The use of low-dose IL-2 therapy to restore Treg homeostasis is a unique therapeutic approach, as it differs from conventional treatment strategies that broadly and unselectively induce global immunosuppression. The benefit of low-dose IL-2 therapy may be in its use in multi-target combination therapy in clinical practice, with the aim to reduce the requirement for conventional immunosuppressants and alleviate the side effects of these treatments.

There are some limitations to our study. First, the small number of enrolled patients and the lack of a placebo group restrict the validity of our clinical findings.
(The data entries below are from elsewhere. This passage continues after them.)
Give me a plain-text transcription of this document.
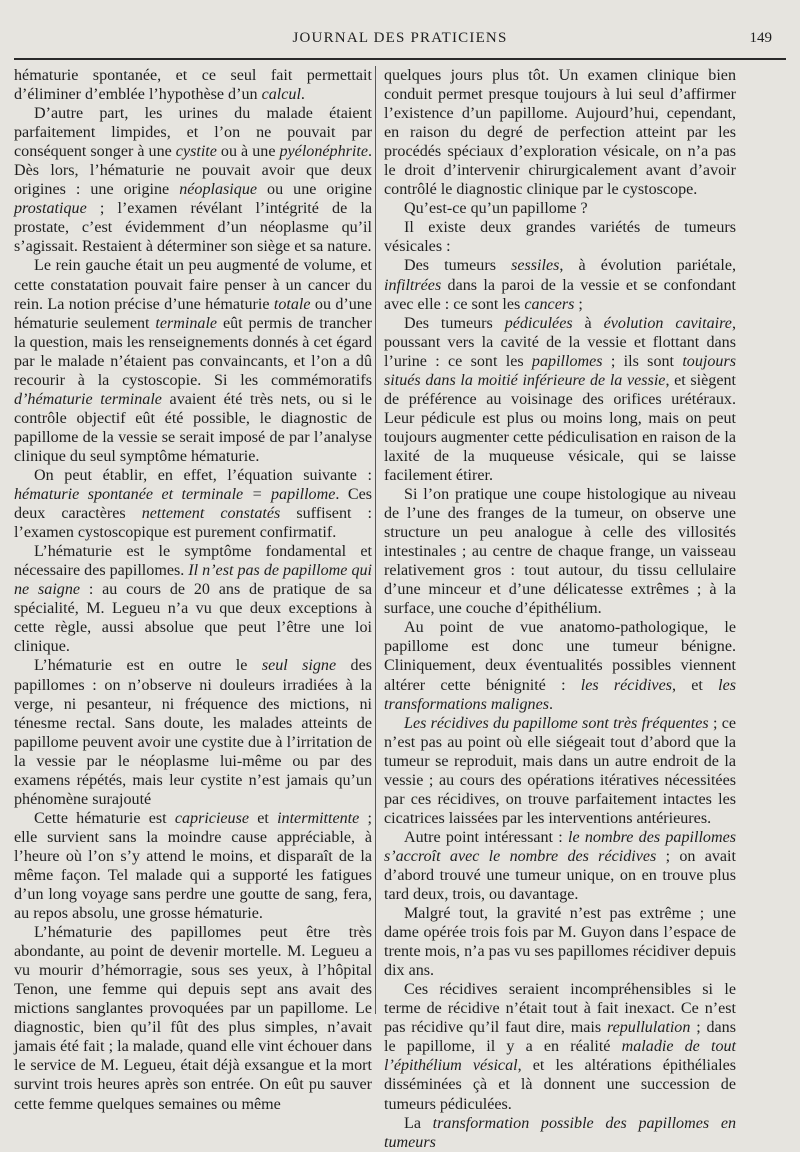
JOURNAL DES PRATICIENS	149

hématurie spontanée, et ce seul fait permettait d’éliminer d’emblée l’hypothèse d’un calcul.

D’autre part, les urines du malade étaient parfaitement limpides, et l’on ne pouvait par conséquent songer à une cystite ou à une pyélonéphrite. Dès lors, l’hématurie ne pouvait avoir que deux origines : une origine néoplasique ou une origine prostatique ; l’examen révélant l’intégrité de la prostate, c’est évidemment d’un néoplasme qu’il s’agissait. Restaient à déterminer son siège et sa nature.

Le rein gauche était un peu augmenté de volume, et cette constatation pouvait faire penser à un cancer du rein. La notion précise d’une hématurie totale ou d’une hématurie seulement terminale eût permis de trancher la question, mais les renseignements donnés à cet égard par le malade n’étaient pas convaincants, et l’on a dû recourir à la cystoscopie. Si les commémoratifs d’hématurie terminale avaient été très nets, ou si le contrôle objectif eût été possible, le diagnostic de papillome de la vessie se serait imposé de par l’analyse clinique du seul symptôme hématurie.

On peut établir, en effet, l’équation suivante : hématurie spontanée et terminale = papillome. Ces deux caractères nettement constatés suffisent : l’examen cystoscopique est purement confirmatif.

L’hématurie est le symptôme fondamental et nécessaire des papillomes. Il n’est pas de papillome qui ne saigne : au cours de 20 ans de pratique de sa spécialité, M. Legueu n’a vu que deux exceptions à cette règle, aussi absolue que peut l’être une loi clinique.

L’hématurie est en outre le seul signe des papillomes : on n’observe ni douleurs irradiées à la verge, ni pesanteur, ni fréquence des mictions, ni ténesme rectal. Sans doute, les malades atteints de papillome peuvent avoir une cystite due à l’irritation de la vessie par le néoplasme lui-même ou par des examens répétés, mais leur cystite n’est jamais qu’un phénomène surajouté

Cette hématurie est capricieuse et intermittente ; elle survient sans la moindre cause appréciable, à l’heure où l’on s’y attend le moins, et disparaît de la même façon. Tel malade qui a supporté les fatigues d’un long voyage sans perdre une goutte de sang, fera, au repos absolu, une grosse hématurie.

L’hématurie des papillomes peut être très abondante, au point de devenir mortelle. M. Legueu a vu mourir d’hémorragie, sous ses yeux, à l’hôpital Tenon, une femme qui depuis sept ans avait des mictions sanglantes provoquées par un papillome. Le diagnostic, bien qu’il fût des plus simples, n’avait jamais été fait ; la malade, quand elle vint échouer dans le service de M. Legueu, était déjà exsangue et la mort survint trois heures après son entrée. On eût pu sauver cette femme quelques semaines ou même

quelques jours plus tôt. Un examen clinique bien conduit permet presque toujours à lui seul d’affirmer l’existence d’un papillome. Aujourd’hui, cependant, en raison du degré de perfection atteint par les procédés spéciaux d’exploration vésicale, on n’a pas le droit d’intervenir chirurgicalement avant d’avoir contrôlé le diagnostic clinique par le cystoscope.

Qu’est-ce qu’un papillome ?

Il existe deux grandes variétés de tumeurs vésicales :

Des tumeurs sessiles, à évolution pariétale, infiltrées dans la paroi de la vessie et se confondant avec elle : ce sont les cancers ;

Des tumeurs pédiculées à évolution cavitaire, poussant vers la cavité de la vessie et flottant dans l’urine : ce sont les papillomes ; ils sont toujours situés dans la moitié inférieure de la vessie, et siègent de préférence au voisinage des orifices urétéraux. Leur pédicule est plus ou moins long, mais on peut toujours augmenter cette pédiculisation en raison de la laxité de la muqueuse vésicale, qui se laisse facilement étirer.

Si l’on pratique une coupe histologique au niveau de l’une des franges de la tumeur, on observe une structure un peu analogue à celle des villosités intestinales ; au centre de chaque frange, un vaisseau relativement gros : tout autour, du tissu cellulaire d’une minceur et d’une délicatesse extrêmes ; à la surface, une couche d’épithélium.

Au point de vue anatomo-pathologique, le papillome est donc une tumeur bénigne. Cliniquement, deux éventualités possibles viennent altérer cette bénignité : les récidives, et les transformations malignes.

Les récidives du papillome sont très fréquentes ; ce n’est pas au point où elle siégeait tout d’abord que la tumeur se reproduit, mais dans un autre endroit de la vessie ; au cours des opérations itératives nécessitées par ces récidives, on trouve parfaitement intactes les cicatrices laissées par les interventions antérieures.

Autre point intéressant : le nombre des papillomes s’accroît avec le nombre des récidives ; on avait d’abord trouvé une tumeur unique, on en trouve plus tard deux, trois, ou davantage.

Malgré tout, la gravité n’est pas extrême ; une dame opérée trois fois par M. Guyon dans l’espace de trente mois, n’a pas vu ses papillomes récidiver depuis dix ans.

Ces récidives seraient incompréhensibles si le terme de récidive n’était tout à fait inexact. Ce n’est pas récidive qu’il faut dire, mais repullulation ; dans le papillome, il y a en réalité maladie de tout l’épithélium vésical, et les altérations épithéliales disséminées çà et là donnent une succession de tumeurs pédiculées.

La transformation possible des papillomes en tumeurs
Although the clinical responses we report are encouraging in view of the refractory state of the treated population, these preliminary results need to be confirmed in large placebo-controlled trials. Secondly,  the treatment time of IL-2 therapy was not long enough. There was only one patient who showed no flares when the low-dose IL-2 was added to the long-term maintenance therapy; this patient was resistant to conventional therapy and relapsed more than one time. Taking these limitations into account, we are unable to draw definite conclusions on the role of low-dose IL-2 in long-term preservation of renal function and prevention of renal flares.

Conclusions

In summary, our data provides preliminary evidence that low-dose IL-2 therapy is effective and safe and that it is a potential novel treatment for refractory LN, possibly in multi-target combination therapy in clinical practice. Larger, prospective, prolonged, randomized and controlled studies are urgently needed to validate our findings.